Oltre alle competenze tecniche, la formazione sviluppa anche un insieme di abilità ricercate in tutti i settori: leadership, resilienza, gestione dello stress. Il World Economic Forum afferma: già nel 2025, queste competenze trasversali peseranno quanto l’expertise di settore. Puntare su queste dimensioni significa preparare il futuro del proprio percorso e proteggersi contro le incertezze del mercato del lavoro.

I dispositivi sono oggi personalizzabili per adattarsi alla vita di ciascuno. Ecco le principali soluzioni per avanzare:

  • Il blended learning e l’e-learning per apprendere al proprio ritmo, ovunque ci si trovi
  • Sessioni in presenza per rafforzare l’aspetto collettivo e lo scambio tra pari
  • Il microlearning per integrare la formazione in brevi ma regolari intervalli
  • Il piano di sviluppo delle competenze proposto dall’azienda, la VAE o il CPF per finanziare e strutturare il progresso

Le organizzazioni che favoriscono questi percorsi vedono i propri team progredire, la produttività aumentare e la fedeltà dei propri collaboratori rafforzarsi. È tutta la cultura aziendale a uscirne vincente.

Uomo in formazione durante una presentazione in azienda

Come scegliere la formazione che ti farà davvero avanzare quest’anno?

La scelta di una formazione determinante non deve nulla al caso né alle tendenze effimere. Si tratta di un esercizio di lucidità: partire da dove sei, incrociare le tue ambizioni personali e le aspettative del mercato del lavoro. Le aspettative dei reclutatori evolvono: già nel 2025, le soft skills come l’adattabilità o la gestione dello stress conteranno quanto la padronanza tecnica.
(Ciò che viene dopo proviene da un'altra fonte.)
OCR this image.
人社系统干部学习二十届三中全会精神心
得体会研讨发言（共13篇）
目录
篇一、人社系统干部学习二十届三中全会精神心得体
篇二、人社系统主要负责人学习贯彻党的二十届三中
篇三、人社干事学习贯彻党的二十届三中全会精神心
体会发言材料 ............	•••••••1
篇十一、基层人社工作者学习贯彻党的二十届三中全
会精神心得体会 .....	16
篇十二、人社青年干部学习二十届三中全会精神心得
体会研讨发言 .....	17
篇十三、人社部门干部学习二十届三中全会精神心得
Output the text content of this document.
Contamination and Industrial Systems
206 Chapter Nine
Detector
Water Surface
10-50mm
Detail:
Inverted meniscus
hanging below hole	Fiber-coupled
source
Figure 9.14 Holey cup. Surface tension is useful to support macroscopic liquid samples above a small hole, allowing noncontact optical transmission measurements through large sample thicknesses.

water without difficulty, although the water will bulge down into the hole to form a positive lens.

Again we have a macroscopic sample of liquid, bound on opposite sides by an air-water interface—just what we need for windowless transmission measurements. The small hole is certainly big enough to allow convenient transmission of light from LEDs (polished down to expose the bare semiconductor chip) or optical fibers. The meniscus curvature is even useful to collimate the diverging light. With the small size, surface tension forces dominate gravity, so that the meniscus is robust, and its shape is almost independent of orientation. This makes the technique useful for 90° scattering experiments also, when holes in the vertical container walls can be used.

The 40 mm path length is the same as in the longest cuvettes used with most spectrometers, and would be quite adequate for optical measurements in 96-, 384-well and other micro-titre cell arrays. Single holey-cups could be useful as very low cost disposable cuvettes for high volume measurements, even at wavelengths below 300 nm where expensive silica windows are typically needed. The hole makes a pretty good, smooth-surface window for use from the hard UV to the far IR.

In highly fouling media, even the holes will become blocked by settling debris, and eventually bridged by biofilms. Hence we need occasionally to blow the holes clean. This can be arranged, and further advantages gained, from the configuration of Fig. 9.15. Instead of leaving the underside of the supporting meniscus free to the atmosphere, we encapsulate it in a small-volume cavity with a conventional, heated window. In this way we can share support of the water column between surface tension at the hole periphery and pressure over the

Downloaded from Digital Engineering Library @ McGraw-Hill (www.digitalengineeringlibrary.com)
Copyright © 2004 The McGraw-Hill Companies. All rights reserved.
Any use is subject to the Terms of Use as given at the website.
Per orientarsi nell’offerta, è utile esaminare i formati esistenti. Ecco alcune piste da considerare:

  • Il blended learning: coniugare workshop in presenza e moduli online per una progressione flessibile
  • Il microlearning: privilegiare sequenze brevi, compatibili con un programma fitto
  • I MOOC o il supporto di un mentore: beneficiare di un contesto motivante e strutturante

Per andare oltre, scegli una formazione in linea con il tuo progetto professionale. Alcuni settori si pongono come locomotive: web marketing, intelligenza artificiale, relazione con il cliente strategica. Affidarsi a un ente di formazione riconosciuto, variare i formati, dal campus alla distanza, significa anche ampliare la propria rete e moltiplicare le opportunità.

La scelta migliore si basa su una diagnosi onesta: fai il punto sulle tue competenze, fissa le competenze da mirare e assicurati che la formazione selezionata sia in linea con il percorso della tua professione. Oggi, esistono soluzioni concrete a ogni fase di un percorso professionale. Sta a ciascuno di cogliere la dinamica, per non rimanere spettatori delle mutazioni che si accelerano.

Perché seguire un corso di formazione professionale per potenziare la tua carriera nel 2024?